# Planning on combining an M800 with UniCab. Has it been done? Terrible idea?



## whiiiskey (Aug 28, 2020)

I'll probably set it up so they are just two individual pedals in one 1590DD enclosure with the output of the M800 going to the input of the UniCab plus a DI with XLR for a mixer. I'll have a 16-18v charge pump in there for the DI so I was also thinking about running the M800 at a higher voltage as well (I've seen others have done it). Does anyone know if the UniCab will also support higher voltages? It looks like it shouldn't be problem for any of the components, just wondering if there would be any benefit.

I've already designed the graphics. Will be using jewel LED lamps, I just need to figure out placement.


----------



## Danbieranowski (Aug 28, 2020)

I’m about to do the same with the Sanguine and Unicab, and making the Unicab switchable on its own in case I want to use the sanguine without it. Probably won’t get to it for a few weeks but I’ll definitely post the results.


----------



## daeg (Aug 28, 2020)

I run my Unicab at 18v. All that does is allow you to push larger signals through it without any clipping. You'd probably never need it at 18v, but it's a nice-to-have.
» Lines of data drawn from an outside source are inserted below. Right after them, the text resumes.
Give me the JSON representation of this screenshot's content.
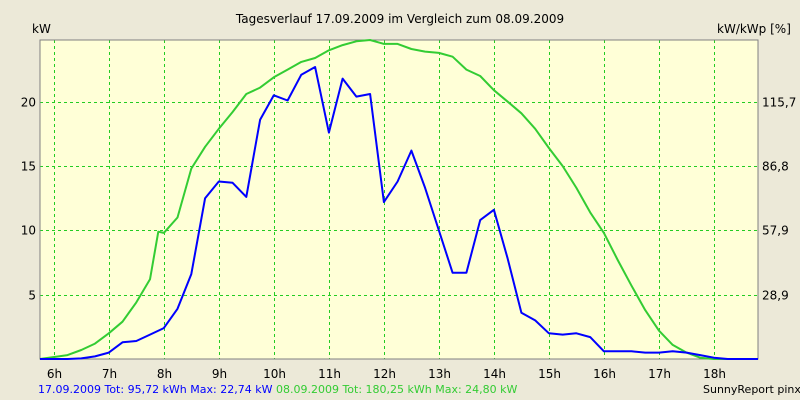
{
  "chart_data": {
    "type": "line",
    "title": "Tagesverlauf 17.09.2009 im Vergleich zum 08.09.2009",
    "ylabel_left": "kW",
    "ylabel_right": "kW/kWp [%]",
    "xlim": [
      5.75,
      18.8
    ],
    "ylim": [
      0,
      24.8
    ],
    "yticks_left": [
      5,
      10,
      15,
      20
    ],
    "yticks_right": [
      "28,9",
      "57,9",
      "86,8",
      "115,7"
    ],
    "xticks": [
      {
        "x": 6,
        "label": "6h"
      },
      {
        "x": 7,
        "label": "7h"
      },
      {
        "x": 8,
        "label": "8h"
      },
      {
        "x": 9,
        "label": "9h"
      },
      {
        "x": 10,
        "label": "10h"
      },
      {
        "x": 11,
        "label": "11h"
      },
      {
        "x": 12,
        "label": "12h"
      },
      {
        "x": 13,
        "label": "13h"
      },
      {
        "x": 14,
        "label": "14h"
      },
      {
        "x": 15,
        "label": "15h"
      },
      {
        "x": 16,
        "label": "16h"
      },
      {
        "x": 17,
        "label": "17h"
      },
      {
        "x": 18,
        "label": "18h"
      }
    ],
    "grid": true,
    "series": [
      {
        "name": "17.09.2009",
        "color": "#0000ff",
        "x": [
          5.75,
          6.25,
          6.5,
          6.75,
          7.0,
          7.25,
          7.5,
          7.75,
          8.0,
          8.25,
          8.5,
          8.75,
          9.0,
          9.25,
          9.5,
          9.75,
          10.0,
          10.25,
          10.5,
          10.75,
          11.0,
          11.25,
          11.5,
          11.75,
          12.0,
          12.25,
          12.5,
          12.75,
          13.0,
          13.25,
          13.5,
          13.75,
          14.0,
          14.25,
          14.5,
          14.75,
          15.0,
          15.25,
          15.5,
          15.75,
          16.0,
          16.25,
          16.5,
          16.75,
          17.0,
          17.25,
          17.5,
          17.75,
          18.0,
          18.25,
          18.5,
          18.8
        ],
        "y": [
          0,
          0,
          0.05,
          0.2,
          0.5,
          1.3,
          1.4,
          1.9,
          2.4,
          3.9,
          6.6,
          12.5,
          13.8,
          13.7,
          12.6,
          18.6,
          20.5,
          20.1,
          22.1,
          22.7,
          17.6,
          21.8,
          20.4,
          20.6,
          12.2,
          13.8,
          16.2,
          13.3,
          10,
          6.7,
          6.7,
          10.8,
          11.6,
          7.8,
          3.6,
          3,
          2,
          1.9,
          2,
          1.7,
          0.6,
          0.6,
          0.6,
          0.5,
          0.5,
          0.6,
          0.5,
          0.3,
          0.1,
          0,
          0,
          0
        ]
      },
      {
        "name": "08.09.2009",
        "color": "#33cc33",
        "x": [
          5.75,
          6.25,
          6.5,
          6.75,
          7.0,
          7.25,
          7.5,
          7.75,
          7.9,
          8.0,
          8.25,
          8.5,
          8.75,
          9.0,
          9.25,
          9.5,
          9.75,
          10.0,
          10.25,
          10.5,
          10.75,
          11.0,
          11.25,
          11.5,
          11.75,
          12.0,
          12.25,
          12.5,
          12.75,
          13.0,
          13.25,
          13.5,
          13.75,
          14.0,
          14.25,
          14.5,
          14.75,
          15.0,
          15.25,
          15.5,
          15.75,
          16.0,
          16.25,
          16.5,
          16.75,
          17.0,
          17.25,
          17.5,
          17.75,
          18.0,
          18.25,
          18.5,
          18.8
        ],
        "y": [
          0,
          0.3,
          0.7,
          1.2,
          2,
          2.9,
          4.4,
          6.2,
          9.9,
          9.8,
          11,
          14.8,
          16.5,
          17.9,
          19.2,
          20.6,
          21.1,
          21.9,
          22.5,
          23.1,
          23.4,
          24,
          24.4,
          24.7,
          24.8,
          24.5,
          24.5,
          24.1,
          23.9,
          23.8,
          23.5,
          22.5,
          22,
          20.9,
          20,
          19.1,
          17.9,
          16.4,
          15,
          13.3,
          11.4,
          9.8,
          7.7,
          5.7,
          3.8,
          2.2,
          1.1,
          0.5,
          0.1,
          0,
          0,
          0,
          0
        ]
      }
    ]
  },
  "legend": {
    "series1": "17.09.2009 Tot: 95,72 kWh Max: 22,74 kW",
    "series2": "08.09.2009 Tot: 180,25 kWh Max: 24,80 kW"
  },
  "credit": "SunnyReport pinxit"
}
Just make sure any power-supply filtering caps at 35v. Also, if you're using a True-Bypass Relay PCB, you can potentially go over-voltage to the ATTINY microcontroller via the LED path.


----------



## Danbieranowski (Sep 7, 2020)

whiiiskey said:


> I'll probably set it up so they are just two individual pedals in one 1590DD enclosure with the output of the M800 going to the input of the UniCab plus a DI with XLR for a mixer. I'll have a 16-18v charge pump in there for the DI so I was also thinking about running the M800 at a higher voltage as well (I've seen others have done it). Does anyone know if the UniCab will also support higher voltages? It looks like it shouldn't be problem for any of the components, just wondering if there would be any benefit.
> 
> I've already designed the graphics. Will be using jewel LED lamps, I just need to figure out placement.
> View attachment 6052



Here's what it ended up sounding like doing the Sanguine through the Unicab in one box: https://forum.pedalpcb.com/threads/amp-and-cab-in-a-box-sanguine-distortion-into-unicab.4003/


----------